The American Dream

What happened to America and the American Dream? There was a time when someone could achieve anything with hard work. This is no longer the case. The job market has become so competitive we must rely on luck or personal connections to land a job. Recent graduates often enter the world without experience or real training. They quickly discover how difficult survival can be, especially with student loans to pay off.
So what went wrong? What made our society fall so far, so fast: Was it Wall Street, our involvement in the Middle East, or simply irresponsible spending by our government? While all of these factors contributed to the demise of our economy, the true culprit, and the issue we may never overcome, is public education.
Public education was designed to provide every American with an opportunity for success.

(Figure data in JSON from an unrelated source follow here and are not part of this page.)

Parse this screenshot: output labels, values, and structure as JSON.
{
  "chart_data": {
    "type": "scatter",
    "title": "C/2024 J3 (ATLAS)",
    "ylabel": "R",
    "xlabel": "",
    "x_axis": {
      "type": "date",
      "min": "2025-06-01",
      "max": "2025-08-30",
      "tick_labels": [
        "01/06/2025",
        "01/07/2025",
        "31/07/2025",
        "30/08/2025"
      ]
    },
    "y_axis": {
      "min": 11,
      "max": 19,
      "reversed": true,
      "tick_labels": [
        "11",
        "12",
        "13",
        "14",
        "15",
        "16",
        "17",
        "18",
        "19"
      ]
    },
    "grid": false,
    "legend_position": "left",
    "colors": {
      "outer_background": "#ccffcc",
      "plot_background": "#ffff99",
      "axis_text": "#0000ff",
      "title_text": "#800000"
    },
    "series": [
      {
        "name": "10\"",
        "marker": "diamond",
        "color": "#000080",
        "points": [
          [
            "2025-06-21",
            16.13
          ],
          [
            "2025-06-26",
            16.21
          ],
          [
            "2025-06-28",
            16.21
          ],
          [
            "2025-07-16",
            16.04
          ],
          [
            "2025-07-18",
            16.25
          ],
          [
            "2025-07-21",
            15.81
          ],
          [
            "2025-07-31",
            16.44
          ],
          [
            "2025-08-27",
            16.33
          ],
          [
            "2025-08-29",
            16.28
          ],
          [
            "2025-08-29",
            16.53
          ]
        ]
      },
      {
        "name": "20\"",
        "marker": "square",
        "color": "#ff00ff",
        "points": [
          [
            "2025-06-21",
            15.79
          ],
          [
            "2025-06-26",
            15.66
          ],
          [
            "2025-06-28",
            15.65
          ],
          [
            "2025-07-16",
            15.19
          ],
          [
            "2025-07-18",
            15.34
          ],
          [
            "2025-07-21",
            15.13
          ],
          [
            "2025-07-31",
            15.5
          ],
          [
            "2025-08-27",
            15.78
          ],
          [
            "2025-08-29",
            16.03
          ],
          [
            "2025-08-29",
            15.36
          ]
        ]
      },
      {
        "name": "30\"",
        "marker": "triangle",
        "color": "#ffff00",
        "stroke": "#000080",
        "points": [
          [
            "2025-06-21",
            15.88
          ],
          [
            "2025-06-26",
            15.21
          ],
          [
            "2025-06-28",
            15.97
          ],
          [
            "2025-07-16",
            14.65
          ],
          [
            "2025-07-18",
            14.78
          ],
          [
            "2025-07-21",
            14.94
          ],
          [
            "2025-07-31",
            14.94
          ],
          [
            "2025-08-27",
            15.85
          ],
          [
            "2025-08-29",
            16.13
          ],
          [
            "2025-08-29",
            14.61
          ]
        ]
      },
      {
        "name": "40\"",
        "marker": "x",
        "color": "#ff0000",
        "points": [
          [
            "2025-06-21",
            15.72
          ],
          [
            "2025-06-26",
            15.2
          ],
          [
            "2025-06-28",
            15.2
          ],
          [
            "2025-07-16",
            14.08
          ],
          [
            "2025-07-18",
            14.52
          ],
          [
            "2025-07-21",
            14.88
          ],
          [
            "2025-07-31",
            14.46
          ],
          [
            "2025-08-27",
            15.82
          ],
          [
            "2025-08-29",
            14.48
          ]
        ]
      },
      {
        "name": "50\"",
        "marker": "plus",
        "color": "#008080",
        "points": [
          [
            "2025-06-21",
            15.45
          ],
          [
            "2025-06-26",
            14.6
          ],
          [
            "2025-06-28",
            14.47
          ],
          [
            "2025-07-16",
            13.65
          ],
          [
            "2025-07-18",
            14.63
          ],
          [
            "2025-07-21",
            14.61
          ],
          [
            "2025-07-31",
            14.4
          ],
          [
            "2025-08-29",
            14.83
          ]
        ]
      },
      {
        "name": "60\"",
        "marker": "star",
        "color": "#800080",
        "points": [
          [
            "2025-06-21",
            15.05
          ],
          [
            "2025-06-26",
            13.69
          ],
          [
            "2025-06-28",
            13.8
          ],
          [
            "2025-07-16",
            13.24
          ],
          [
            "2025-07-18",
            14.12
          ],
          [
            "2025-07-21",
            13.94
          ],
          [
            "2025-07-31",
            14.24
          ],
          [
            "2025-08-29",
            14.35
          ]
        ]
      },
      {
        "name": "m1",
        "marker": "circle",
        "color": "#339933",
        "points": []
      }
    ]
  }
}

Instead, it has robbed us of that very opportunity. With public education came standardized testing and with standardized testing came the death of creativity in the classroom. However, the problems reach deeper than the impact felt in classes.
Public education created a job market for teachers. There was a time when people had a legitimate passion for teaching. This passion led to a career in education. Now people become educators to pay the bills.

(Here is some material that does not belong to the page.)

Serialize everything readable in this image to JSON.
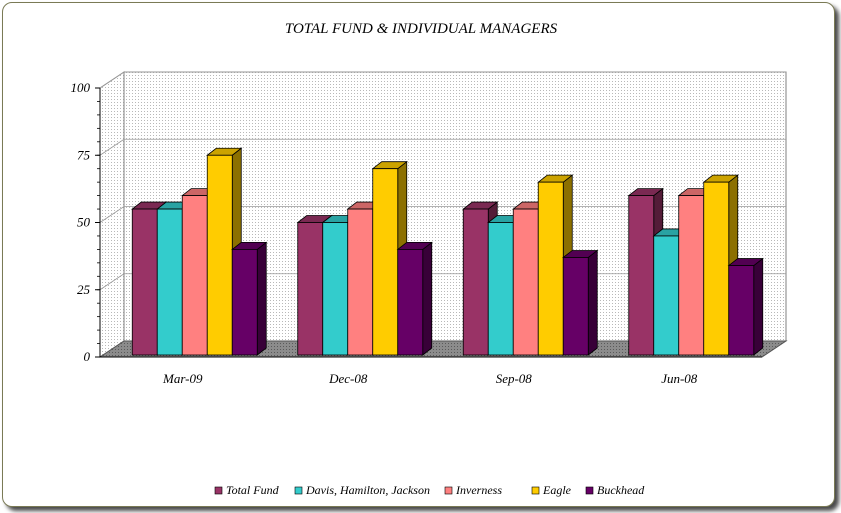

Students, however, are not without blame. Before public education, students placed greater value on their education. Value was placed on the knowledge gained, not the degree received.
During the 12 years of an average person’s education, teachers convince their students a college degree is a prerequisite for success. Therefore graduates flooded universities with applications, forcing the institutions to use statistics to determine admissions. Students are now admitted based on GPAs and SAT/ACT scores, factors that provide little information about the personal character of an applicant. These newly admitted students are not in college for knowledge, but for the same reason they went to high school, because they were told they had to. A college degree is now a means to an end, not valued for what it is, but for what it can get you. Classrooms are filled with students who aren’t in class to learn, and led by professors who aren’t there to teach.
There are students who care significantly about their education, just as there are exceptional teachers. But haven’t we all endured a class from a lackluster teacher? Can you really say you leave every class with a greater understanding? Aren’t we all guilty at one point of focusing on our grade rather than the knowledge we gained?
So what do we do? We stop relying on our professors.
We live in a time where information is everywhere and we have uninterrupted access to thoughts, ideas and discoveries from people throughout the globe. Spend an hour on the Internet conducting research and compare what you learn to an hour spent in the classroom.
We should use our professors to verify what we learn in our own time. We should treat them as consultants, not prophets.
Some say that Internet sources lack credibility. Yet what credentials do our professors really have? While some have years of experience, if they have been out of the field for a decade the world they worked in no longer exists. Other professors only have a college degree. Now what is the real value of a degree? We all know of someone who did well in class, earned their degree and headed off to the workforce only to return to school later in need of further education. They were forced to come back because the value we place on our education is disproportionate to the value employers place on that same education. If our degree isn’t enough to get us a job, should a degree be enough to make our teachers’ words doctrine?
Yes, a degree still holds value, but only because it is a societal expectation, not because it guarantees any tangible benefits. We must all take responsibility for our own education. No professor, classmate or adviser should value our education more than we do. We need to conduct our own research and make knowledge the priority, not grades. This is our only opportunity to create separation from the crowd. This is how we achieve our goals, and how we achieve the American Dream.